Oordeel van het College
4.1
Op grond van artikel 33, eerste lid, van Verordening 1307/2013 [1] geeft de landbouwer voor de activering van betalingsrechten aan welke percelen overeenstemmen met de aan een betalingsrecht gebonden subsidiabele hectaren. Deze aangegeven percelen moeten ter beschikking staan van de landbouwer op een door de lidstaat vastgestelde datum (15 mei van het jaar van aanvraag). Op grond van artikel 72, eerste lid, eerste alinea onder a, van Verordening 1306/2013 [2] moet een landbouwer elk jaar een aanvraag voor rechtstreekse betalingen indienen, waarin alle landbouwpercelen op het bedrijf worden aangegeven.
4.2
Percelen behoren tot een bedrijf – en de landbouwer kan hierover dus beschikken – als de landbouwer het perceel feitelijk in gebruik heeft en tevens beschikt over een (vormvrije) gebruikstitel voor dat perceel (vergelijk het arrest Landkreis Bad Dürkheim). De gebruikstitel moet de landbouwer de bevoegdheid geven om de percelen met een zekere autonomie voor de uitoefening van een landbouwactiviteit te beheren.
4.3
Niet in geschil is dat de V.O.F. op de peildatum 15 mei 2018 beschikte over een geldige titel (eigendom) voor de percelen 17 en 18. Partijen verschillen van mening over de vraag of deze percelen op die datum feitelijk in gebruik waren bij de V.O.F. en daarmee tot haar bedrijf behoorden.
4.4
Het College oordeelt dat de V.O.F. geen recht heeft op uitbetaling voor de percelen 17 en 18 omdat de minister er terecht van is uitgegaan dat de V.O.F op 15 mei 2018 deze percelen niet in beheer had. Uit de samenwerkingsovereenkomst van 1 februari 2018 en de verklaringen door [naam 2] en [naam 3] aan de NVWA-inspecteurs, blijkt dat de B.V. heeft betaald voor het feitelijk gebruik van de percelen, de landbouwactiviteiten met een zekere mate van autonomie op de percelen heeft uitgevoerd, en heeft beschikt over de opbrengst van de teelt van de percelen. De V.O.F. heeft bovendien ondanks herhaald verzoek van de minister, geen bewijsstukken overgelegd waaruit blijkt dat niet de B.V., maar de V.O.F. het feitelijk gebruik had. Aan de mondelinge afspraken waaruit volgens de V.O.F. het feitelijk gebruik van de V.O.F. zou blijken, kan door het College zonder onderbouwing geen waarde worden gehecht. Ditzelfde geldt voor de door de V.O.F. in beroep overgelegde verklaring van [naam 3] namens de B.V. ten aanzien van het feitelijk gebruik van de V.O.F. Voorts kunnen de door de V.O.F. in beroep overgelegde teeltplannen en mestoverzichten van 2018, 2019 en 2020 de V.O.F. niet baten. Uit de teeltplannen en mestoverzichten kan niet (zonder meer) afgeleid worden dat de V.O.F. ten aanzien van het teeltplan en het bemestingsplan een doorslaggevende stem en dus het feitelijke gebruik had. Uit deze mestoverzichten blijkt bovendien niet dat de mest is aangevoerd voor de percelen 17 en 18. Op grond van het voorgaande heeft de V.O.F. niet aannemelijk gemaakt dat niet de B.V., maar de V.O.F. op
15 mei 2018 het feitelijke gebruik over de percelen had.
4.5
De minister heeft de uitbetaling van de basis- en vergroeningsbetaling voor het jaar 2018 terecht herberekend, opnieuw vastgesteld en een geldbedrag van de V.O.F. teruggevorderd.

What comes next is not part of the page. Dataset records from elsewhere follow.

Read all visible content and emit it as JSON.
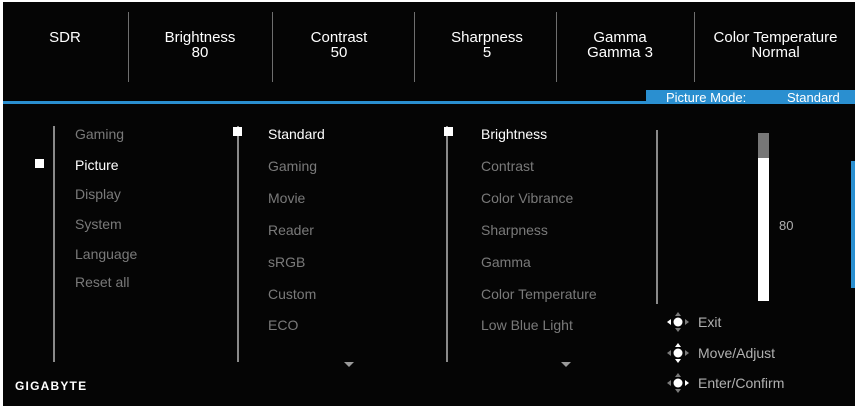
{
  "status_bar": [
    {
      "label": "SDR",
      "value": ""
    },
    {
      "label": "Brightness",
      "value": "80"
    },
    {
      "label": "Contrast",
      "value": "50"
    },
    {
      "label": "Sharpness",
      "value": "5"
    },
    {
      "label": "Gamma",
      "value": "Gamma 3"
    },
    {
      "label": "Color Temperature",
      "value": "Normal"
    }
  ],
  "mode_indicator": {
    "label": "Picture Mode:",
    "value": "Standard"
  },
  "main_menu": [
    "Gaming",
    "Picture",
    "Display",
    "System",
    "Language",
    "Reset all"
  ],
  "picture_modes": [
    "Standard",
    "Gaming",
    "Movie",
    "Reader",
    "sRGB",
    "Custom",
    "ECO"
  ],
  "settings": [
    "Brightness",
    "Contrast",
    "Color Vibrance",
    "Sharpness",
    "Gamma",
    "Color Temperature",
    "Low Blue Light"
  ],
  "slider": {
    "value": "80",
    "level_fraction": 0.8
  },
  "hints": [
    {
      "label": "Exit",
      "icon": "joystick-left-icon"
    },
    {
      "label": "Move/Adjust",
      "icon": "joystick-updown-icon"
    },
    {
      "label": "Enter/Confirm",
      "icon": "joystick-press-icon"
    }
  ],
  "brand": "GIGABYTE",
  "colors": {
    "accent": "#2a8fd0",
    "background": "#050505",
    "active_text": "#ffffff",
    "inactive_text": "#7a7a7a"
  }
}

5 Het beroep is ongegrond.
6 Er zijn geen proceskosten die voor vergoeding in aanmerking komen.

Beslissing

Het College verklaart het beroep ongegrond.

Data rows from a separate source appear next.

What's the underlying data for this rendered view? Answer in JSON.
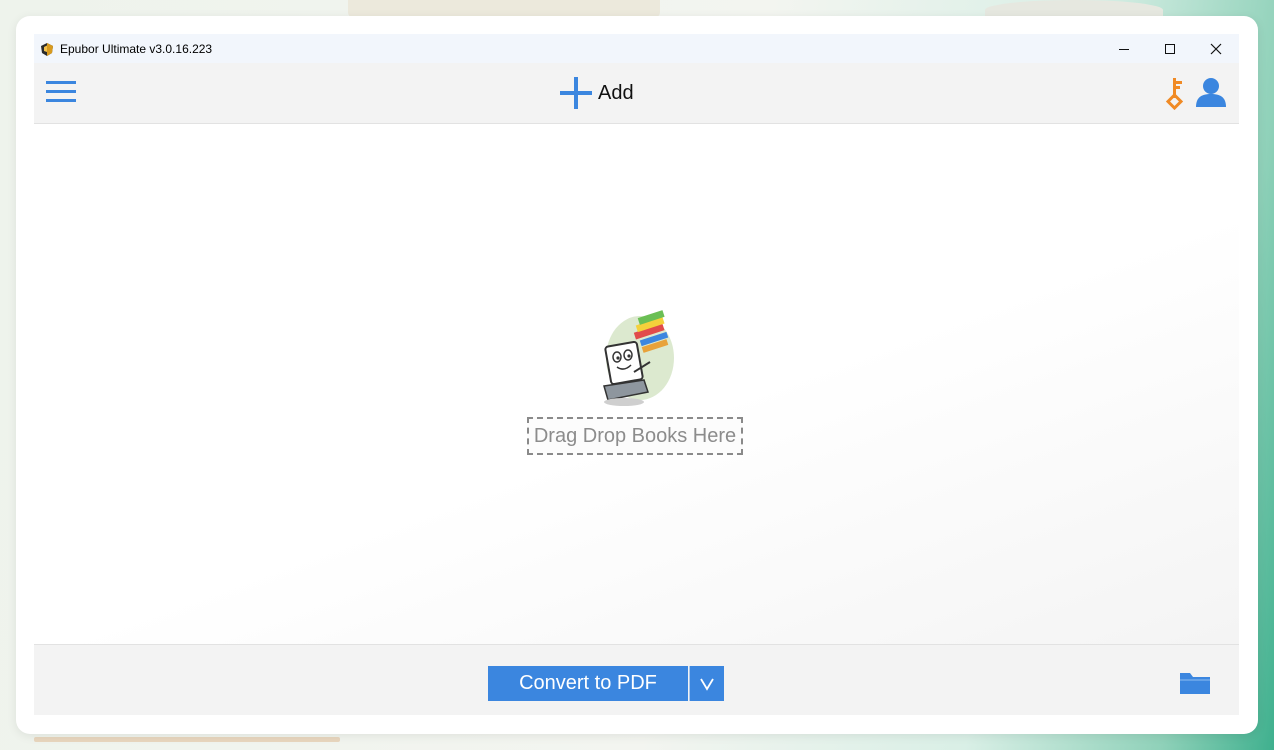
{
  "window": {
    "title": "Epubor Ultimate v3.0.16.223",
    "controls": [
      "minimize-icon",
      "maximize-icon",
      "close-icon"
    ]
  },
  "toolbar": {
    "menu_icon": "hamburger-menu-icon",
    "add_label": "Add",
    "add_icon": "plus-icon",
    "key_icon": "key-icon",
    "user_icon": "user-icon"
  },
  "content": {
    "illustration": "laptop-with-books-illustration",
    "drop_text": "Drag Drop Books Here"
  },
  "bottombar": {
    "convert_label": "Convert to PDF",
    "dropdown_glyph": "V",
    "folder_icon": "folder-icon"
  },
  "colors": {
    "accent": "#3b86df",
    "key": "#f08a24",
    "toolbar_bg": "#f3f3f3"
  }
}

Deze uitspraak is gedaan door mr. T. Pavićević, in aanwezigheid van
mr. M.Y. Douglas-Hamilton, griffier. De beslissing is in het openbaar uitgesproken op
30 april 2024.
w.g. T. Pavićević w.g. M.Y. Douglas-Hamilton

Voetnoten

1.Verordening (EU) nr. 1307/2013 van het Europees Parlement en de Raad van 17 december 2013 tot vaststelling van voorschriften voor rechtstreekse betalingen aan landbouwers in het kader van de steunregelingen van het gemeenschappelijk landbouwbeleid.

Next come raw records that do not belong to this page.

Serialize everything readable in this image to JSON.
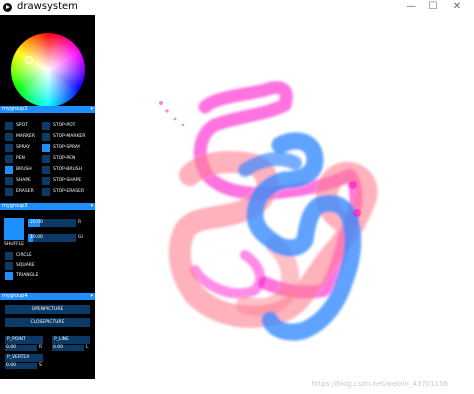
{
  "window": {
    "title": "drawsystem",
    "minimize": "—",
    "maximize": "☐",
    "close": "✕"
  },
  "colors": {
    "accent": "#1e8fff",
    "control_bg": "#0c3a66",
    "panel_bg": "#000000",
    "pink": "#ff7f8f",
    "magenta": "#ff00c8",
    "blue": "#3a8cff"
  },
  "icons": {
    "app": "play-circle-icon"
  },
  "group1": {
    "name": "mygroup2",
    "toggle": "▾"
  },
  "tools": [
    {
      "label": "SPOT",
      "active": false
    },
    {
      "label": "STOP-POT",
      "active": false
    },
    {
      "label": "MARKER",
      "active": false
    },
    {
      "label": "STOP-MARKER",
      "active": false
    },
    {
      "label": "SPRAY",
      "active": false
    },
    {
      "label": "STOP-SPRAY",
      "active": true
    },
    {
      "label": "PEN",
      "active": false
    },
    {
      "label": "STOP-PEN",
      "active": false
    },
    {
      "label": "BRUSH",
      "active": true
    },
    {
      "label": "STOP-BRUSH",
      "active": false
    },
    {
      "label": "SHAPE",
      "active": false
    },
    {
      "label": "STOP-SHAPE",
      "active": false
    },
    {
      "label": "ERASER",
      "active": false
    },
    {
      "label": "STOP-ERASER",
      "active": false
    }
  ],
  "group2": {
    "name": "mygroup3",
    "toggle": "▾"
  },
  "sliders": [
    {
      "value": "20.00",
      "label": "R",
      "fraction": 0.25
    },
    {
      "value": "10.00",
      "label": "GI",
      "fraction": 0.1
    }
  ],
  "shuffle_label": "SHUFFLE",
  "shapes": [
    {
      "label": "CIRCLE",
      "active": false
    },
    {
      "label": "SQUARE",
      "active": false
    },
    {
      "label": "TRIANGLE",
      "active": true
    }
  ],
  "group3": {
    "name": "mygroup4",
    "toggle": "▾"
  },
  "buttons": {
    "open": "OPENPICTURE",
    "close": "CLOSEPICTURE"
  },
  "params": {
    "point": {
      "label": "P_POINT",
      "value": "0.00",
      "suffix": "R"
    },
    "line": {
      "label": "P_LINE",
      "value": "0.00",
      "suffix": "L"
    },
    "vertex": {
      "label": "P_VERTEX",
      "value": "0.00",
      "suffix": "S"
    }
  },
  "watermark": "https://blog.csdn.net/weixin_43701156"
}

2.Verordening (EU) Nr. 1306/2013 van het Europees Parlement en de Raad van 17 december 2013 inzake de financiering, het beheer en de monitoring van het gemeenschappelijk landbouwbeleid en tot intrekking van Verordeningen (EEG) nr. 352/78, (EG) nr. 165/94, (EG) nr. 2799/98, (EG) nr. 814/2000, (EG) nr. 1290/2005 en (EG) nr. 485/2008 van de Raad.